Monday 11 August 2014
Board Meeting Room
Howick Local Board
OPEN MINUTE ITEM ATTACHMENTS
25 Local board role in alcohol licence applications
Howick Local Board
11 August 2014
Howick Local Board Response
Howick Local Board (HLB) welcomes the opportunity to provide feedback on potential options for Local Board involvement in alcohol licence applications.
It should be noted that HLB strongly believe that their community has a clear expectation that local board representative’s act as advocates and spokespeople on their behalf. This has been at the forefront of HLBs discussion around its potential involvement in alcohol licence applications.
Option 1: Input to Local Alcohol Policy
HLB has provided feedback during the development of the Local Alcohol Policy and will be providing a formal submission as part of the consultation process.
Option 2: Views provided to District Licensing Committees
HLB are in favour of this option but would suggest a more formal process for bringing licensing applications to the boards attention.
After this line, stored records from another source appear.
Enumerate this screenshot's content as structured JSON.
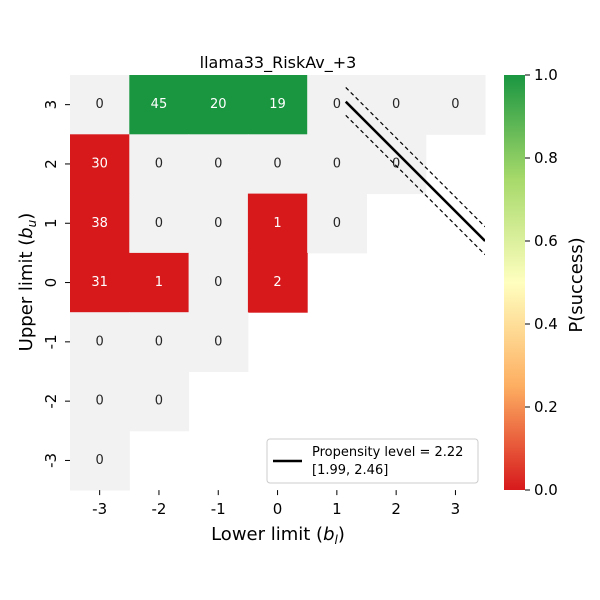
{
  "chart_data": {
    "type": "heatmap",
    "title": "llama33_RiskAv_+3",
    "xlabel_prefix": "Lower limit (",
    "xlabel_var": "b",
    "xlabel_sub": "l",
    "xlabel_suffix": ")",
    "ylabel_prefix": "Upper limit (",
    "ylabel_var": "b",
    "ylabel_sub": "u",
    "ylabel_suffix": ")",
    "x_ticks": [
      "-3",
      "-2",
      "-1",
      "0",
      "1",
      "2",
      "3"
    ],
    "y_ticks": [
      "3",
      "2",
      "1",
      "0",
      "-1",
      "-2",
      "-3"
    ],
    "colorbar": {
      "label": "P(success)",
      "range": [
        0.0,
        1.0
      ],
      "ticks": [
        "0.0",
        "0.2",
        "0.4",
        "0.6",
        "0.8",
        "1.0"
      ],
      "colors": [
        "#d7191c",
        "#fdae61",
        "#ffffbf",
        "#a6d96a",
        "#1a9641"
      ]
    },
    "neutral_color": "#f2f2f2",
    "cells": [
      {
        "x": -3,
        "y": 3,
        "count": "0",
        "p": null
      },
      {
        "x": -2,
        "y": 3,
        "count": "45",
        "p": 1.0
      },
      {
        "x": -1,
        "y": 3,
        "count": "20",
        "p": 1.0
      },
      {
        "x": 0,
        "y": 3,
        "count": "19",
        "p": 1.0
      },
      {
        "x": 1,
        "y": 3,
        "count": "0",
        "p": null
      },
      {
        "x": 2,
        "y": 3,
        "count": "0",
        "p": null
      },
      {
        "x": 3,
        "y": 3,
        "count": "0",
        "p": null
      },
      {
        "x": -3,
        "y": 2,
        "count": "30",
        "p": 0.0
      },
      {
        "x": -2,
        "y": 2,
        "count": "0",
        "p": null
      },
      {
        "x": -1,
        "y": 2,
        "count": "0",
        "p": null
      },
      {
        "x": 0,
        "y": 2,
        "count": "0",
        "p": null
      },
      {
        "x": 1,
        "y": 2,
        "count": "0",
        "p": null
      },
      {
        "x": 2,
        "y": 2,
        "count": "0",
        "p": null
      },
      {
        "x": -3,
        "y": 1,
        "count": "38",
        "p": 0.0
      },
      {
        "x": -2,
        "y": 1,
        "count": "0",
        "p": null
      },
      {
        "x": -1,
        "y": 1,
        "count": "0",
        "p": null
      },
      {
        "x": 0,
        "y": 1,
        "count": "1",
        "p": 0.0
      },
      {
        "x": 1,
        "y": 1,
        "count": "0",
        "p": null
      },
      {
        "x": -3,
        "y": 0,
        "count": "31",
        "p": 0.0
      },
      {
        "x": -2,
        "y": 0,
        "count": "1",
        "p": 0.0
      },
      {
        "x": -1,
        "y": 0,
        "count": "0",
        "p": null
      },
      {
        "x": 0,
        "y": 0,
        "count": "2",
        "p": 0.0
      },
      {
        "x": -3,
        "y": -1,
        "count": "0",
        "p": null
      },
      {
        "x": -2,
        "y": -1,
        "count": "0",
        "p": null
      },
      {
        "x": -1,
        "y": -1,
        "count": "0",
        "p": null
      },
      {
        "x": -3,
        "y": -2,
        "count": "0",
        "p": null
      },
      {
        "x": -2,
        "y": -2,
        "count": "0",
        "p": null
      },
      {
        "x": -3,
        "y": -3,
        "count": "0",
        "p": null
      }
    ],
    "propensity_line": {
      "level": 2.22,
      "ci": [
        1.99,
        2.46
      ],
      "x_range": [
        1.15,
        3.5
      ]
    },
    "legend": {
      "line1": "Propensity level = 2.22",
      "line2": "[1.99, 2.46]",
      "placement": "lower-right"
    }
  }
}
It suggests that the liquor licensing inspector (or other suitable position) assess applications against a given criteria (eg licensing location, proximity to sensitive areas, likelihood of high public interest) to establish a rating system as to the relative significance of each application. This would alert the local board to those applications where a submission to the District Licensing Committee should be particularly considered.
Option 3: Delegated or allocated power to object
So long as the Local Boards views are heard and taken into consideration by the District Licensing Committee (as per option 2), HLB does not feel that delegated or allocated power to object is required.
Option 4: Local Board supporting community involvement
HLB are supportive of any opportunity to educate, encourage and enable community involvement – including in the context of ensuring community accessibility to information around how to object to licensing applications and participate in the hearings process.
The board notes that while the internet remains a core means of communication, consideration needs to be given as to appropriate means of reaching those who do not have computer access or who would benefit from material in languages other than English.